General characteristics
- Tons burthen: 440, or 450 (bm)
- Complement: 54
- Armament: 10 × 6-pounder guns

= Queen Charlotte (1786 ship) =

Queen Charlotte was built in France and first appeared in Lloyd's Register (LR) in 1786, the 1785 issue, if any, not being available on line. She was employed as whaler, in the British northern whale fishery, sailing to Greenland and Davis Strait. From late 1793 she made at least one voyage as a West Indiaman. Although she was last listed in 1796, there is no evidence that she sailed again after late 1794.

==Career==
Queen Charlotte first appeared in online records in 1786 as a northern fisheries whaler. On 24 July 1786 a newspaper reported that Queen Charlotte, Wheatley, master, had arrived in the Thames from Greenland with four "fish" (whales).

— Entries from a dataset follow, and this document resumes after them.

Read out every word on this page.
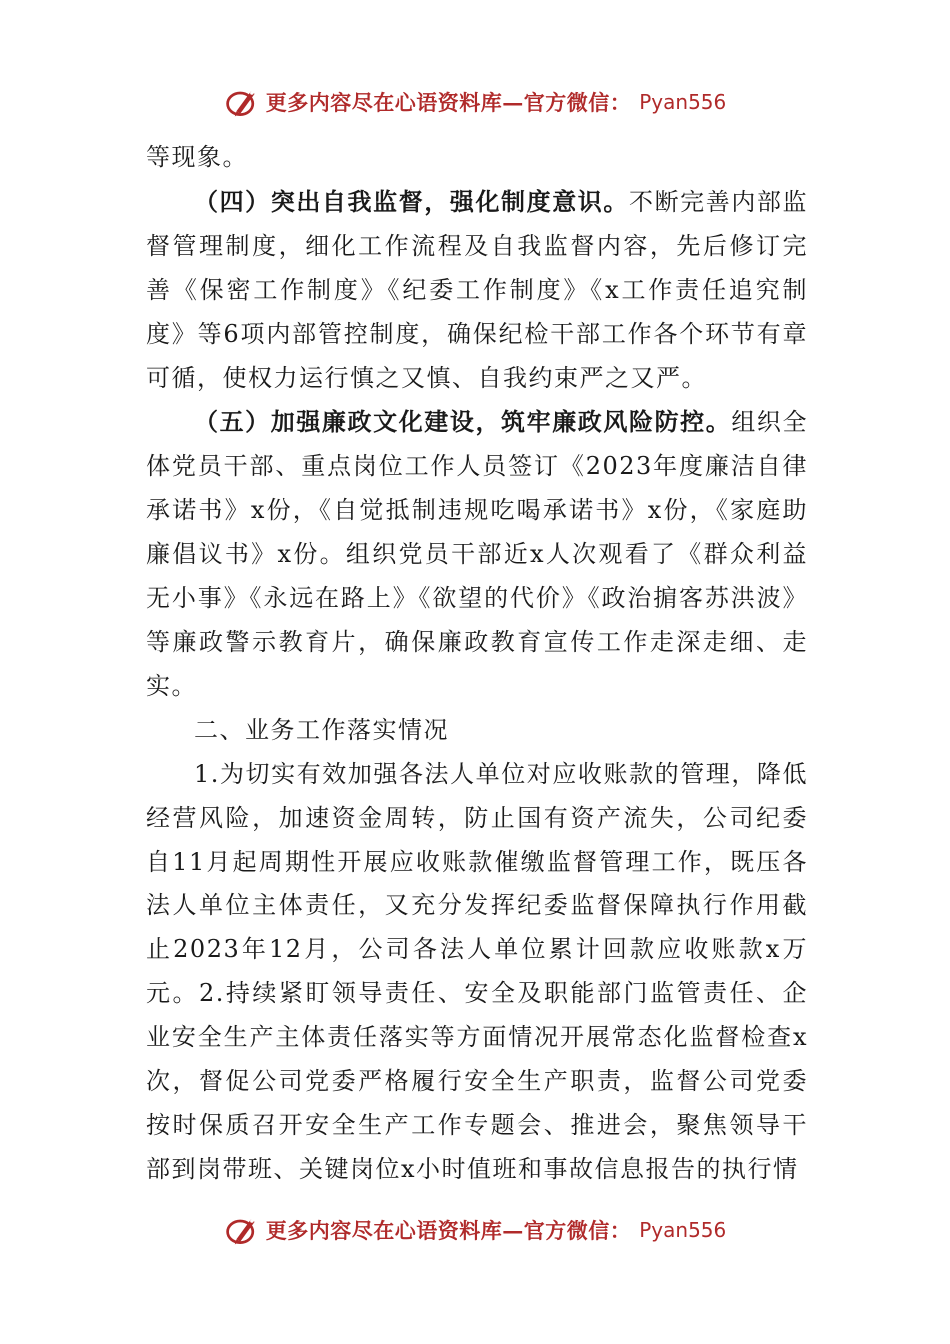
更多内容尽在心语资料库—官方微信： Pyan556

等现象。

（四）突出自我监督，强化制度意识。不断完善内部监督管理制度，细化工作流程及自我监督内容，先后修订完善《保密工作制度》《纪委工作制度》《x工作责任追究制度》等6项内部管控制度，确保纪检干部工作各个环节有章可循，使权力运行慎之又慎、自我约束严之又严。

（五）加强廉政文化建设，筑牢廉政风险防控。组织全体党员干部、重点岗位工作人员签订《2023年度廉洁自律承诺书》x份，《自觉抵制违规吃喝承诺书》x份，《家庭助廉倡议书》x份。组织党员干部近x人次观看了《群众利益无小事》《永远在路上》《欲望的代价》《政治掮客苏洪波》等廉政警示教育片，确保廉政教育宣传工作走深走细、走实。

二、业务工作落实情况

1.为切实有效加强各法人单位对应收账款的管理，降低经营风险，加速资金周转，防止国有资产流失，公司纪委自11月起周期性开展应收账款催缴监督管理工作，既压各法人单位主体责任，又充分发挥纪委监督保障执行作用截止2023年12月，公司各法人单位累计回款应收账款x万元。2.持续紧盯领导责任、安全及职能部门监管责任、企业安全生产主体责任落实等方面情况开展常态化监督检查x次，督促公司党委严格履行安全生产职责，监督公司党委按时保质召开安全生产工作专题会、推进会，聚焦领导干部到岗带班、关键岗位x小时值班和事故信息报告的执行情

更多内容尽在心语资料库—官方微信： Pyan556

| Year | Master | Owner | Trade | Source |
|---|---|---|---|---|
| 1786 | J.Wheatly | Thompson | London–Greenland | LR |
| 1790 | J.Wheatly | Thompson | London–Davis Strait | LR; repairs 1787 |
| 1793 | J.Wheatly | Thompson | London–Davis Strait | LR; damages repaired 1791 |

On 9 March 1793, immediately after the outbreak of war with France Captain John Wheatley acquired a letter of marque. However, Queen Charlotte continued to operate as a whaler. On 4 September 1793, Queen Charlotte arrived at Gravesend from Davis Strait.

Queen Charlotte became a West Indiaman, returning to Gravesend on 2 October 1794 from Martinique.

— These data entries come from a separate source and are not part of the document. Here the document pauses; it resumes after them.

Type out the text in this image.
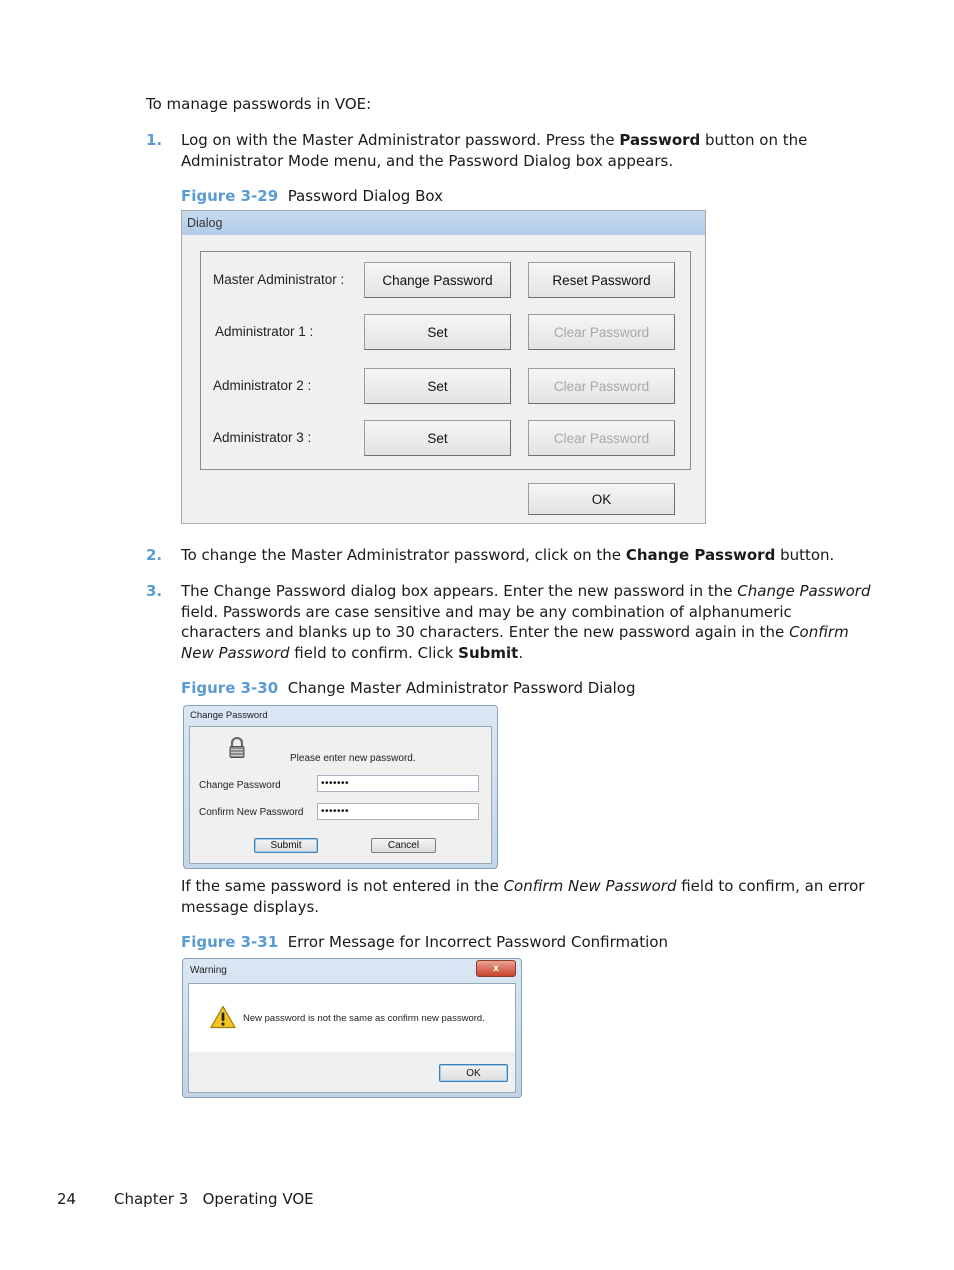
To manage passwords in VOE:
1. Log on with the Master Administrator password. Press the Password button on the Administrator Mode menu, and the Password Dialog box appears.
Figure 3-29 Password Dialog Box
Dialog
Master Administrator :	Change Password	Reset Password
Administrator 1 :	Set	Clear Password
Administrator 2 :	Set	Clear Password
Administrator 3 :	Set	Clear Password
OK
2. To change the Master Administrator password, click on the Change Password button.
3. The Change Password dialog box appears. Enter the new password in the Change Password field. Passwords are case sensitive and may be any combination of alphanumeric characters and blanks up to 30 characters. Enter the new password again in the Confirm New Password field to confirm. Click Submit.
Figure 3-30 Change Master Administrator Password Dialog
Change Password
Please enter new password.
Change Password	•••••••
Confirm New Password	•••••••
Submit	Cancel
If the same password is not entered in the Confirm New Password field to confirm, an error message displays.
Figure 3-31 Error Message for Incorrect Password Confirmation
Warning	x
New password is not the same as confirm new password.
OK
24	Chapter 3   Operating VOE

| Year | Master | Owner | Trade | Source |
|---|---|---|---|---|
| 1795 | J.Wheatly | Thompson | London–Davis Strait | LR; repairs 1787 & damages repaired 1791 |
| 1796 | J.Wheatley | Thompson J.Smith | London–Davis Strait | LR; repairs 1787 & damages repaired 1791 |

==Fate==
Queen Charlotte was last listed in LR in 1796. However, she does not appear in Lloyd's List or the press after 1794.